My friend’s baby had been sick, and since I am a nurse (who thanks to my own daughters needs owns a suction machine), I offered to swing by and suction her baby. My friend declined, but later, when I offered again she asked me to come. Once I had finished and her sweet baby was able to eat better, my friend said “I don’t know why I didn’t just say yes in the first place, she’s eating better than she has all day. I guess maybe I didn’t want to bother you or ask for help?”
I think we can all relate to this. When did HELP become a dirty four-letter word that we aren’t supposed to use? I was never taught to NOT ask for help, yet it has taken me a long time to get on board with the reality that I live a crazy life and I NEED help.
Needing help often comes with some kind of shame, a fear maybe that others might think I was weak? Or maybe I believe that somehow, I got myself into “this mess” so I don’t deserve help?

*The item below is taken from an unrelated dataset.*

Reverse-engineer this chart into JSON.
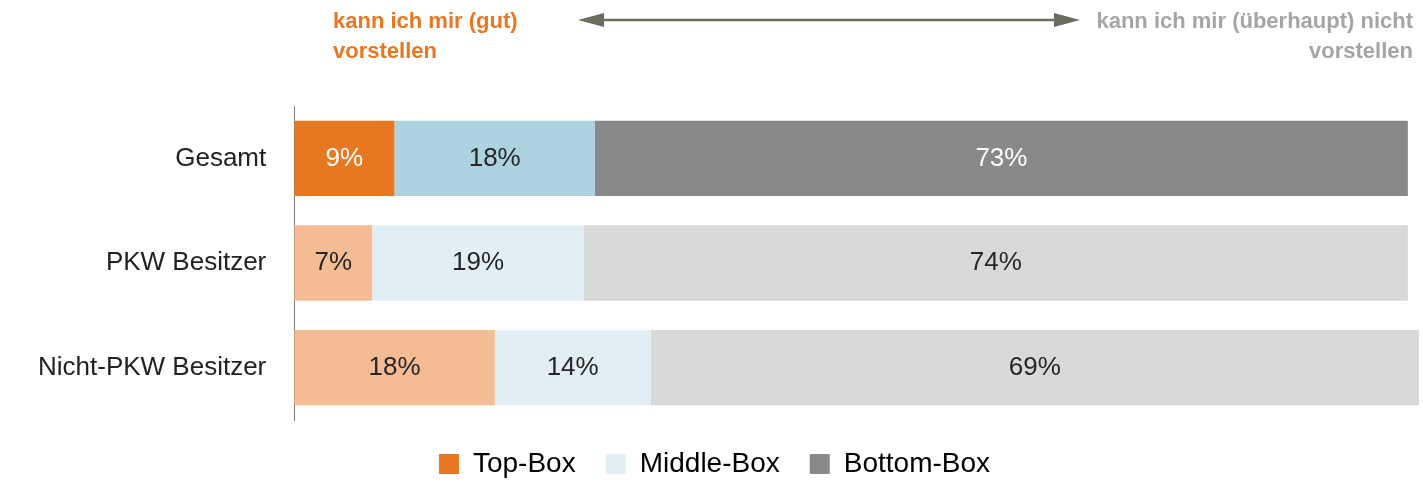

Regardless, if you are reading this blog especially as the parent of a child with special needs… YOU NEED HELP. You are absolutely worthy of help. And while our kiddos can be more challenging, exposing them to people outside of ourselves is a huge benefit to all involved. It helps our kiddos have other adults in their lives that can love them well. It helps us carry some of the burden. I know from experience that caregiver fatigue is a real thing. What a gift to the people who get to know our kiddos. It feels good to help those around us, and by saying YES to the offers of help, it builds community and relationship. Plus, our kiddos are amazing even with the hard, and the world NEEDS to know them.

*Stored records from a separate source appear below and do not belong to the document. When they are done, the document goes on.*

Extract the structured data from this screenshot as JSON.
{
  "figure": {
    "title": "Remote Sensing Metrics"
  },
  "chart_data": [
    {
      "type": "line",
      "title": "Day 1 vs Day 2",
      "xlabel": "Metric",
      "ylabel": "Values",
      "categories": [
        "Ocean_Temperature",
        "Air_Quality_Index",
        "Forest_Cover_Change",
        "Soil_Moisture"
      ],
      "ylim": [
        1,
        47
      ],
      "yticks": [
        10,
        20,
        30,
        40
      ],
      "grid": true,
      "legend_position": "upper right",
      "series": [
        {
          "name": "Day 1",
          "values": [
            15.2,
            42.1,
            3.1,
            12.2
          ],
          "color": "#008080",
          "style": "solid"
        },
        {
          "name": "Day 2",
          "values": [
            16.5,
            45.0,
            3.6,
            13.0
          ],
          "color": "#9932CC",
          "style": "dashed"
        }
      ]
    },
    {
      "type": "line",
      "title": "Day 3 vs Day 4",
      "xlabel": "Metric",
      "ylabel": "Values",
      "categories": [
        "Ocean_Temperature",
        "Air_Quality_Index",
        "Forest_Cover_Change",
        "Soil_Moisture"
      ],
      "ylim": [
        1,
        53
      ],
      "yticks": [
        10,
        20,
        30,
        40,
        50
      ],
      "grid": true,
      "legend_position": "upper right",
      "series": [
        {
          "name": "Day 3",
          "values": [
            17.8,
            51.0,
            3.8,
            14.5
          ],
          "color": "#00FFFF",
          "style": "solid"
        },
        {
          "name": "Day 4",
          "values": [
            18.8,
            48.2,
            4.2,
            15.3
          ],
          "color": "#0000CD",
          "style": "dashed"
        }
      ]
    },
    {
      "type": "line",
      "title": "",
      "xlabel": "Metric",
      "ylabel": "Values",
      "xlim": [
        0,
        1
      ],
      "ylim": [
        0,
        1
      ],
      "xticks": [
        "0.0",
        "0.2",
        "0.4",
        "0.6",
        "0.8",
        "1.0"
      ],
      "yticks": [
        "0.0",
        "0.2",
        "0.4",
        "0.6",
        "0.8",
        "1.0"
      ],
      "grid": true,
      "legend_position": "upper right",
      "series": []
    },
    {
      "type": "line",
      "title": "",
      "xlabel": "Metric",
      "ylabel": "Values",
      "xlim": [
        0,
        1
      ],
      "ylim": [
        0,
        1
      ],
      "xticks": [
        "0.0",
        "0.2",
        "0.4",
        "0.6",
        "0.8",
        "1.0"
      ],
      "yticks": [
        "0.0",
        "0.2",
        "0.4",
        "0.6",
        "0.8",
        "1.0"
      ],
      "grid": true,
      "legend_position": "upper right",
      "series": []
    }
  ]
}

When someone asks what they can do to help me I sometimes don’t know where to start. It gets to a point in this chronic life that it feels like more work than relief teaching someone about our lives. But I promise that it can be worth it. And maybe that means I say YES when someone offers a meal, or I say YES when the neighbor asks if she can pick up my other daughter from school. When I find myself saying “I can do it” I am learning to pause and say, “Yes! I would love the help.” It might even mean me reaching out to friends and family and ASKING for help, because I have now realized I am worthy of needing help.
I was so grateful to help my friend. I had the time to make it work, and I was truly blessed by getting to serve them.